Both of us wore the same uniform. Both uniforms had tags that read 'U. S. Army'; but obviously the name tags were different. My name tag read 'Garcia'. the other recruit's name tag read 'Blair'. We were two 18-year old draftees, in basic training at Fort Ord, California, who in my view did not have the resources to go to college. In our conversation, it became apparent Blair thought I was Mexican, so I told him I was born in Chile. "So, what river did you have to swim across to get to the United States?", Blair said.

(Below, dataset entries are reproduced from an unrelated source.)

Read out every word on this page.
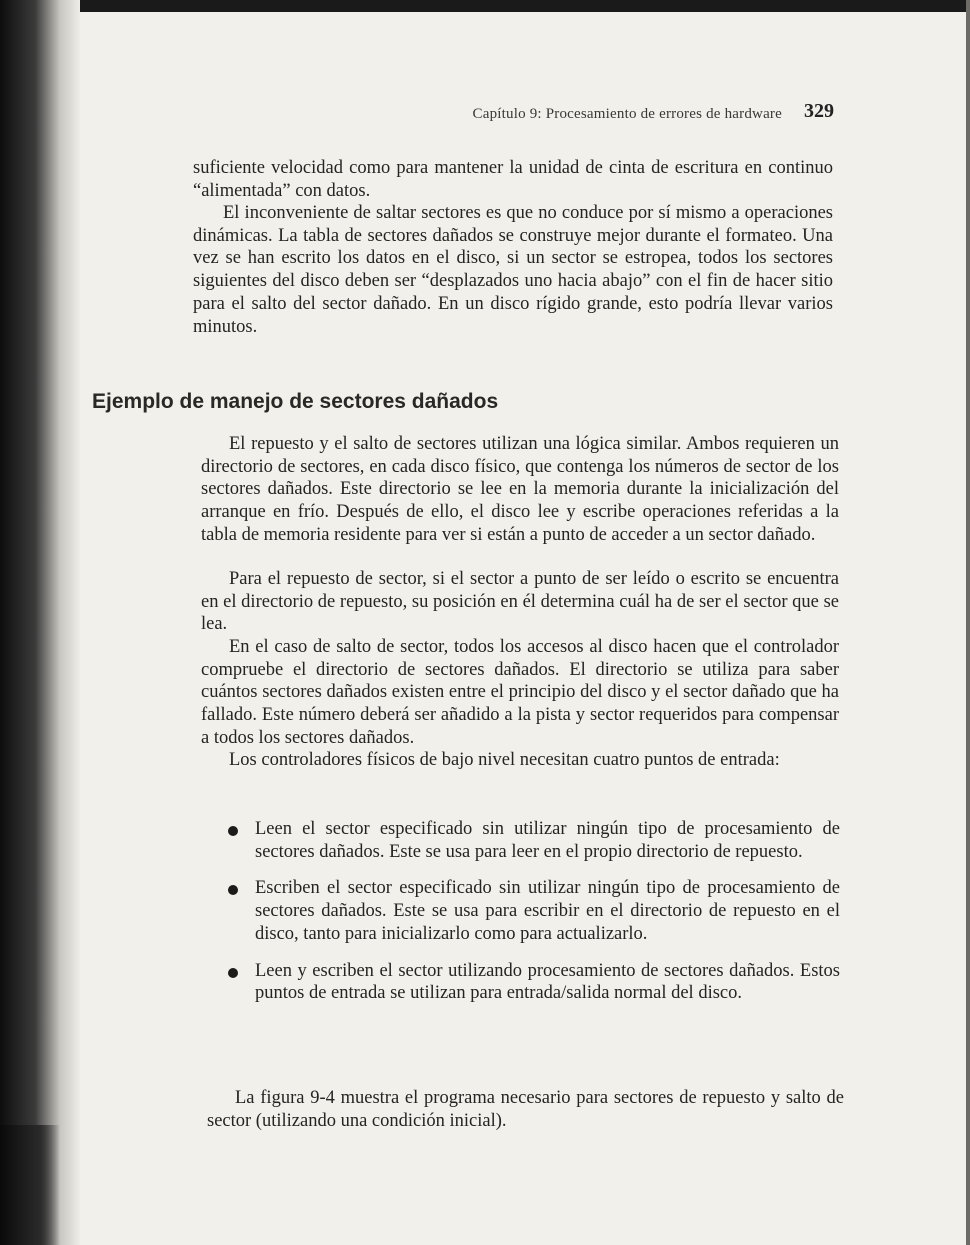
Capítulo 9: Procesamiento de errores de hardware 329

suficiente velocidad como para mantener la unidad de cinta de escritura en continuo “alimentada” con datos.

El inconveniente de saltar sectores es que no conduce por sí mismo a operaciones dinámicas. La tabla de sectores dañados se construye mejor durante el formateo. Una vez se han escrito los datos en el disco, si un sector se estropea, todos los sectores siguientes del disco deben ser “desplazados uno hacia abajo” con el fin de hacer sitio para el salto del sector dañado. En un disco rígido grande, esto podría llevar varios minutos.

Ejemplo de manejo de sectores dañados

El repuesto y el salto de sectores utilizan una lógica similar. Ambos requieren un directorio de sectores, en cada disco físico, que contenga los números de sector de los sectores dañados. Este directorio se lee en la memoria durante la inicialización del arranque en frío. Después de ello, el disco lee y escribe operaciones referidas a la tabla de memoria residente para ver si están a punto de acceder a un sector dañado.

Para el repuesto de sector, si el sector a punto de ser leído o escrito se encuentra en el directorio de repuesto, su posición en él determina cuál ha de ser el sector que se lea.

En el caso de salto de sector, todos los accesos al disco hacen que el controlador compruebe el directorio de sectores dañados. El directorio se utiliza para saber cuántos sectores dañados existen entre el principio del disco y el sector dañado que ha fallado. Este número deberá ser añadido a la pista y sector requeridos para compensar a todos los sectores dañados.

Los controladores físicos de bajo nivel necesitan cuatro puntos de entrada:

Leen el sector especificado sin utilizar ningún tipo de procesamiento de sectores dañados. Este se usa para leer en el propio directorio de repuesto.
Escriben el sector especificado sin utilizar ningún tipo de procesamiento de sectores dañados. Este se usa para escribir en el directorio de repuesto en el disco, tanto para inicializarlo como para actualizarlo.
Leen y escriben el sector utilizando procesamiento de sectores dañados. Estos puntos de entrada se utilizan para entrada/salida normal del disco.

La figura 9-4 muestra el programa necesario para sectores de repuesto y salto de sector (utilizando una condición inicial).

I didn't think he was being prejudiced, or trying to provoke me. His tone of voice was very pleasant. I just thought that either he was somewhat ignorant or this was part of a good-natured give-and-take. So I told him, "I didn't have to swim any rivers, my parents and I flew into the Los Angeles International Airport, when I was a small child."
This exchange took place in 1965. When I finished my military service, there was a lot of unrest because of the opposition to the Vietnam war, and because of the civil rights movement. The terms 'prejudice,' 'racism,' and 'social justice' were prominent. I think this is the reason why my exchange with Blair stayed in my mind. Blair was a good young man, and it was hard for me to see him as a racist or a prejudiced individual. 'Covert racism' did not apply either, because this is more societal, something ingrained in our institutions related to housing, education, health care, and our justice system. The individuals who work for these institutions may be subconsciously racist, covert racists, or simply they do not see anything wrong with the established norms.
Everything has a name, or eventually a name will be created. In 1965 my exchange with Blair was nameless. The term 'microagression' was coined in 1970 by psychiatrist Chester Pierce, but 'microagression' did not achieve prominence until 2007, when psychologist Derald Wing Sue began to use it.
Dr. Sue defines microagressions as "brief, everyday exchanges that send denigrating messages to certain individuals because of their group membership." They occur generally "below the level of consciousness of well-intentioned members of the dominant society."
Dr. Sue gives an illustration of microagression from his own experiences. He is a Chinese-American from Portland, Oregon. When asked where is he from, some individuals do not accept his answer, and they wants to known where is he from originally. He states, "I will always be a foreigner in my own country." This is a key example and comment. He is seen as Chinese, just as Blair saw me (erroneously) as a Mexican, not as a Mexican-American. Others are seen as Africans, Japanese, and so on. Implicitly there is a negation of American citizenship. This would result in the remark made by overt racists: "Go back to where you came from."
There are numerous fellow Americans that have endured repeated microagressions at work, school, and everyday life. Strategies have been developed to address microagressions. In my case, because I cannot tell the difference between plain curiosity (or the desire to start a conversation) and microagression, I have a simple strategy. When I'm asked about my national or ethnic origin, I say, "That is a personal question." I have learned that if I answer that kind of question, there will be more questions. Back to my brief exchange with Blair, once I told him I was born in Chile, he asked me what my parents did for a living. I told him my father was a tailor, and my mother was a homemaker. I guess Blair wanted to know whether my parents were agricultural workers also, like, in his view, the Mexicans.
In my personal experience, these microagressions, these exchanges, are not brief conversations, but mini-interrogations. I will always welcome a good conversation. I'm a friendly guy. I don't think anyone likes to be interrogated. Do you?